Passenger Trains can be good customers for Freight Railroads

Editorial by Noel T. Braymer

The Union Pacific’s recent demand for 750 Million dollars in capital improvements before allowing a daily Sunset really said “go away kid, you bother me”.
The UP’s premise was based on the assumed costs to create a railroad that would eliminate conflicts with any late passenger or freight trains with significantly increased freight traffic in the future. A major issue raised by the UP was from delays caused by Amtrak at San Antonio from switching cars between the Sunset and the Texas Eagle. But Amtrak has addressed this problem by planning to eliminate most of the switching by running trains directly from Los Angeles through San Antonio to Chicago. A separate train would run from San Antonio to New Orleans. Amtrak’s proposal also would reroute the Sunset/Eagle to the BNSF out of Los Angeles through Fullerton and connect to the UP at Colton. This would bypass a major UP bottleneck between downtown LA and Colton Yard. Many of the problems the UP would have with a daily Sunset/Eagle can be negotiated with modest schedule changes and agreements by Amtrak to pay for improvements in the future as they are needed and for increased payments for operations. But this can’t happen as long as the UP isn’t willing to negotiate in good faith.
The Class One Railroads have legitimate concerns about the impact of increased passenger service on their freight service. This is particularly true when giving priority to passenger trains on a busy single track railroad.  Many of these problems will be solved as the Class Ones add more double track. For Amtrak to pay the Class Ones more money to use their railroads, Amtrak will need more equipment to run more, longer trains with better connections to more places. Amtrak’s current plans to upgrade their 4 lowest performing Long Distance Trains: Sunset/Eagle, California Zephyr, Capitol and Cardinal are steps in the right direction.
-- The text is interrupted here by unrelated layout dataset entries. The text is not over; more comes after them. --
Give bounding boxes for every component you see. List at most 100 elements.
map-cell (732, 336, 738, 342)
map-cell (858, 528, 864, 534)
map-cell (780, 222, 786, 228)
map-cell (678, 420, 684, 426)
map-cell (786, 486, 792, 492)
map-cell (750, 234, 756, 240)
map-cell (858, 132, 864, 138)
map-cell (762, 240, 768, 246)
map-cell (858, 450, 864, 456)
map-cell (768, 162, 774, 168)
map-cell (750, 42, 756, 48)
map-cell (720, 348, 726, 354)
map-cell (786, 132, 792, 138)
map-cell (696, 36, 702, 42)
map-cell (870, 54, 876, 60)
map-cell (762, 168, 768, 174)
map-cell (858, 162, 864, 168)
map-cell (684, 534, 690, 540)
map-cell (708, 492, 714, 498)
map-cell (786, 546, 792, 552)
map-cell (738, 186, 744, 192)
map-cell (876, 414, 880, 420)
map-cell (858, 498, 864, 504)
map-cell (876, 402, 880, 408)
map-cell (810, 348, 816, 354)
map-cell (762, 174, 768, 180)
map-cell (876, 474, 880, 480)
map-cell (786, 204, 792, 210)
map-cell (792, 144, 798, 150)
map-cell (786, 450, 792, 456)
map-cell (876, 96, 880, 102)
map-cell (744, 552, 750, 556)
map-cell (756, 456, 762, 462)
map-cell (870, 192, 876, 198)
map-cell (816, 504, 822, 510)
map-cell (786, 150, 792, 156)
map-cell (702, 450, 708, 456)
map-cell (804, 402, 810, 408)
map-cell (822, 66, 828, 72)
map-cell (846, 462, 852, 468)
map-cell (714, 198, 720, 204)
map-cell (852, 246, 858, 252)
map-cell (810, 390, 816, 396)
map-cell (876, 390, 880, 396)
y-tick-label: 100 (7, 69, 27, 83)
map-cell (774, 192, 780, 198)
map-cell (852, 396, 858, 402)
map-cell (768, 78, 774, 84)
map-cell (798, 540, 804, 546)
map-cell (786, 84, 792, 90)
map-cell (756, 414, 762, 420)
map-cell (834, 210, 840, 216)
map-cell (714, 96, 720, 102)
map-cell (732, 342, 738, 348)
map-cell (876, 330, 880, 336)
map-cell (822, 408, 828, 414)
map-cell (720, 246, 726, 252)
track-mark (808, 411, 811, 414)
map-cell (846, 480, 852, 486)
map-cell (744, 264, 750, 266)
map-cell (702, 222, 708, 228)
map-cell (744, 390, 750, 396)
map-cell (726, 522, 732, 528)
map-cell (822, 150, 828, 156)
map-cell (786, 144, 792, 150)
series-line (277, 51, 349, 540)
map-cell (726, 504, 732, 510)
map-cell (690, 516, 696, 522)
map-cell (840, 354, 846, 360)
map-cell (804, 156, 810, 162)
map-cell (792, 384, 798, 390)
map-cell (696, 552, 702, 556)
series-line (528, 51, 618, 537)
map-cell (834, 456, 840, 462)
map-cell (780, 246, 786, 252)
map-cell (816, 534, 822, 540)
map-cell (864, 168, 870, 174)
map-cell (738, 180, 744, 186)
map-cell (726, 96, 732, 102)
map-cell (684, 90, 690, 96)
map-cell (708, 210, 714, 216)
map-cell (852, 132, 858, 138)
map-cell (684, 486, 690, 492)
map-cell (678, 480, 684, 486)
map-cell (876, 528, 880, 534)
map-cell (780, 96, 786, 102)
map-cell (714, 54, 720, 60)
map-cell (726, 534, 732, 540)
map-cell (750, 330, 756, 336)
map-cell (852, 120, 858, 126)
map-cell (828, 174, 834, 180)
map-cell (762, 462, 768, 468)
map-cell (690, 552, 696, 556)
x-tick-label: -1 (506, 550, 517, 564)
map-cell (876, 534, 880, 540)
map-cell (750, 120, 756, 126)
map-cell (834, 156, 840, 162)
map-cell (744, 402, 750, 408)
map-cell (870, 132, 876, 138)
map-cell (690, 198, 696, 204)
These are near term projects which reflect the limited resources Amtrak has now.
The plan for the Sunset/Eagle is to run a daily train leaving Los Angeles around 11:30 PM and arriving at 5:05 AM. Passenger would be allowed to stay on the train at Los Angeles until 6:30. This will give better daylight service for Arizona and bring back connections to the Coast Starlight and San Joaquins. The new schedule would also take out much of the padding from the current schedule. For the California Zephyr the main emphasis will be to improve on-board service and add cars between Emeryville and Sparks as well as between Denver and Chicago. A longer range goal would be to see the return of a Desert Wind section between Salt Lake City, Las Vegas and Los Angeles. For the Cardinal the plan is to run daily service by combining the equipment of the Cardinal and the Hoosier State. A section to St. Louis is a long term objective. The Capitol which runs between Chicago and Washington would get a section from Pittsburg to Philadelphia and New York City by combining it with the Pennsylvania train.
The key for future growth for long distance trains is better connections. A high priority for this goal centers on the Heartland Flyer. The states of Texas, Oklahoma and Kansas are looking at both night time connections at Newton, Kansas and a day train between Fort Worth and Kansas City. A connection by the Flyer between a daily Sunset/Eagle and Southwest Chief in both directions would produce much more revenue than a local Forth Worth/Kansas City service. This would provide more service to more places to the states sponsoring the Flyer. A problem with the Southwest Chief is between New Mexico and Kansas where the railroad has little freight traffic. Because of this the BNSF has little reason to maintain this line for 79 miles per hour speeds and has reduced top speeds for the Chief in western Kansas to 60 mph. Federal and State money will be needed to maintain the tracks decently, but to justify such spending more passenger service will be needed.
New Mexico and Colorado are talking about rail passenger service between Albuquerque and Denver. The sooner this happen the better for fixing up the rail line. With Denver/Albuquerque service it would be possible to have connections from the Chief at Denver with the California Zephyr. If service was extended from Albuquerque to El Paso there could be connections also to the Sunset/Eagle. The Chief can also be expanded. Having 2 sections could have service from the Bay Area down the San Joaquin Valley to Barstow. At Kansas City the Chief could be split again on to St. Louis and there up to Chicago.
These improved connections won’t happen overnight. But for a person in Oklahoma  rail passenger service is limited to Fort Worth and connections to the Texas Eagle and a Tri-Weekly Sunset. With a daily Sunset/Eagle that person would be well served to west Texas, southern Arizona and Los Angeles. Extend the Heartland Flyer to Kansas and Oklahomans have connections to Kansas City, Chicago, as well as Northern New Mexico, northern Arizona and Southern California. Add the connection to Denver from both the Sunset/Eagle and the Chief gives service from Oklahoma to also Salt Lake City, Reno and the Bay Area. Running a section of the Chief from Kansas City to St Louis and Chicago then Oklahoma has service across Missouri and a future St. Louis hub could open up more service to the east. Not only Oklahoma, but all of the states with passenger rail service will see greater expanded service mostly using existing trains. These new services would give Los Angeles to Denver, Oakland to Kansas City, and Oklahoma City to Springfield, Illinois are just some of the new connections that could be made. With expanded service there will be more government money to maintain freight railroads with passenger service. These services can improve capital and operation funding for the Class One railroads and should be run so not to interfere with freight service.